I'm sorry, Pat, but your statement about Evolution here shows EXACTLY why
modern languages (and any other language we have any evidence of) are NOT
evolving.  Let's take the loss of the second person singular forms in Modern
English (the 'thee' and 'thou' forms).  What was "survival enhancing" about
that?  What it did was make English hugely ambiguous in terms of specifying the
number of addressees.  Enhanced survival?  How about the Great Vowel Shift?

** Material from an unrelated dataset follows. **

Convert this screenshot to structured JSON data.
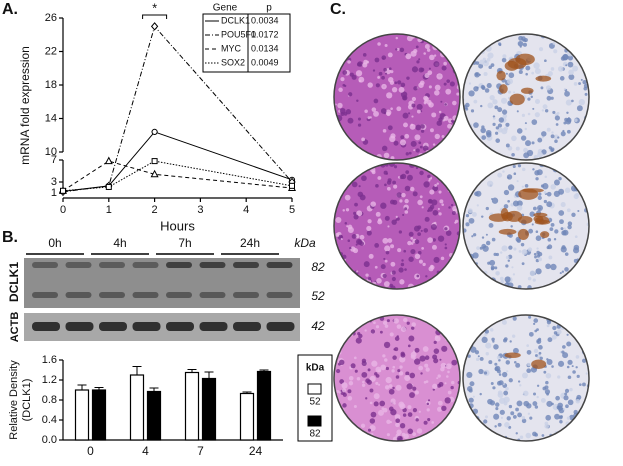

Did it lessen the number of distinguishable vowels in English?  No (unless you
don't count diphthongs).  Did it increase or decrease ambiguity?  No.  What was
the "survival enhancing" effect?  Zero.  Were speakers of Anglo-Saxon any less
able to cope with their environment than we are?  I don't think so.  Could we
discuss nuclear physics without all the Greek, Latin, and French loanwords that
entered the language after Hastings and use just our Anglo-Saxon heritage with
compounding?  Absolutely.  The Icelanders do it just fine.  As I have asked you
dozens of times before Pat, where's your hard evidence?  You always rely on
"logic".  "Logic" says that the sun rises in the east and sets in the west and
that the earth is stationary.  "Facts" proved otherwise.